Dr Albnert Ko, from the Yale School of Public Health in the US, who led the investigation team, said: "These findings raise concerns that the virus may cause severe damage to foetuses leading to stillbirths and may be associated with effects other than those seen in the central nervous system.

"Additional work is needed to understand if this is an isolated finding and to confirm whether Zika virus can actually cause hydrops fetalis."

Zika infection has already been linked to microcephaly, a condition marked by babies being born with abnormally small heads and brain damage.

Despite a lack of causal evidence, the strength of the association has led the World Health Organisation to declare Zika an international public health emergency.

The new case is reported in the journal Public Library of Science Neglected Tropical Diseases.

It involved a 20-year-old woman from the city of Salvador whose first three months of pregnancy had seemed normal.

That changed abruptly in the 18th week when an ultrasound scan revealed that the unborn baby's weight was well below what it should have been.

The woman had not reported any of the symptoms commonly associated with Zika, such as a rash, fever or body aches.

Nor had she exhibited symptoms of other tropical mosquito-borne diseases such as dengue or chikungunya.

By the 30th week of pregnancy it became clear that the foetus had developed a range of birth defects, including severe microcephaly.

Two weeks later a decision to carry out an induced birth was taken after the baby's death in the womb was confirmed.

Doctors found evidence of hydranencephaly, an almost complete loss of brain tissue, which has previously been linked to Zika infection.

But the discovery of hydrops fetalis was unexpected.

The Zika scare began in Brazil last November when an outbreak of infections by the virus coincided with a large increase in numbers of babies born with microcephaly.
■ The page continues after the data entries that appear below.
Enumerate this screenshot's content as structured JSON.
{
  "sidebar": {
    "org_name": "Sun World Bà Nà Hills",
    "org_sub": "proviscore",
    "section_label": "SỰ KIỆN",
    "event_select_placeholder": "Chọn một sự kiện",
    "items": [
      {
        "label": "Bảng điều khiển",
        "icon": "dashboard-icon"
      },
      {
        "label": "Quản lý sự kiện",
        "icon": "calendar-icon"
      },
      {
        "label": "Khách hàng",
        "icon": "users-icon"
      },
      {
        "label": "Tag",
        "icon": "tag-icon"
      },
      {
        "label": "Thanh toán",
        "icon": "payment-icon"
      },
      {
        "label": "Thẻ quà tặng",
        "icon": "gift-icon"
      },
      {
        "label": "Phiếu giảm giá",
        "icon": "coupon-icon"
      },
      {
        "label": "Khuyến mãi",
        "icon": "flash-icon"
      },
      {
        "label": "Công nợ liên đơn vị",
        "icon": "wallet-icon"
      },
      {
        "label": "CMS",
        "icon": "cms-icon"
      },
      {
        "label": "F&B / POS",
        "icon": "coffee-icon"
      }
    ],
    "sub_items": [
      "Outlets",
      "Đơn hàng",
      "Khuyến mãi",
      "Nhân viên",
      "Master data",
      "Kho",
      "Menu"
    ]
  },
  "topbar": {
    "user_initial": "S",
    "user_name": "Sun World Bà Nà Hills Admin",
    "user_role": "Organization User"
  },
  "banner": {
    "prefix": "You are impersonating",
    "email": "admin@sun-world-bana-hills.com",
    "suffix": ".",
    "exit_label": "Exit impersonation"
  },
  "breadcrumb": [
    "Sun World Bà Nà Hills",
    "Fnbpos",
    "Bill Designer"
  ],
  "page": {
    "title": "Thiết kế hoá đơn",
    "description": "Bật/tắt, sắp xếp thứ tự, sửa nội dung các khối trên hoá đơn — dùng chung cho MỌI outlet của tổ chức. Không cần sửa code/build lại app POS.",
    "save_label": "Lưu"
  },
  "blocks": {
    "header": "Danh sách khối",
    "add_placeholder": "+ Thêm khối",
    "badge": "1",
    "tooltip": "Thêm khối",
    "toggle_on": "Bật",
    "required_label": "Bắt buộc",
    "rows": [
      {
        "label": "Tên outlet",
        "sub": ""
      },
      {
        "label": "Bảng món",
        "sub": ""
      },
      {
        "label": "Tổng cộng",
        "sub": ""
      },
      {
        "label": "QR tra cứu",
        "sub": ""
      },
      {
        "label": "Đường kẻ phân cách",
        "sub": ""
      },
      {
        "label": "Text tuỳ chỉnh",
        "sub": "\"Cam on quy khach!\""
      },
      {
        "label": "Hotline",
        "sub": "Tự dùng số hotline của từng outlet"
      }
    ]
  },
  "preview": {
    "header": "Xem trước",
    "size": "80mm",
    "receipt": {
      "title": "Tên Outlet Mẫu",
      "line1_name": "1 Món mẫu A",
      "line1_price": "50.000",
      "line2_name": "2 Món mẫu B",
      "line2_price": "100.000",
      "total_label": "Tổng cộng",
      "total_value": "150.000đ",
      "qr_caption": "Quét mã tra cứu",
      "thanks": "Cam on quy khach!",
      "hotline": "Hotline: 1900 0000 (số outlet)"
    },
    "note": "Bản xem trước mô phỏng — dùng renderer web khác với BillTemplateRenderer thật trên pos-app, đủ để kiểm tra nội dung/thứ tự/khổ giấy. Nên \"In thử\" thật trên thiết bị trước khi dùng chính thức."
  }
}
Between November 2015 and February 13 a total of 5,280 cases of babies born with microcephaly and/or central nervous system malformation were reported in Brazil, including 108 deaths.

Zika has spread rapidly across more than 20 countries in the Americas, and US officials are investigating 14 possible cases of sexual transmission of the virus. It is normally transmitted through bites by the Aedes mosquito.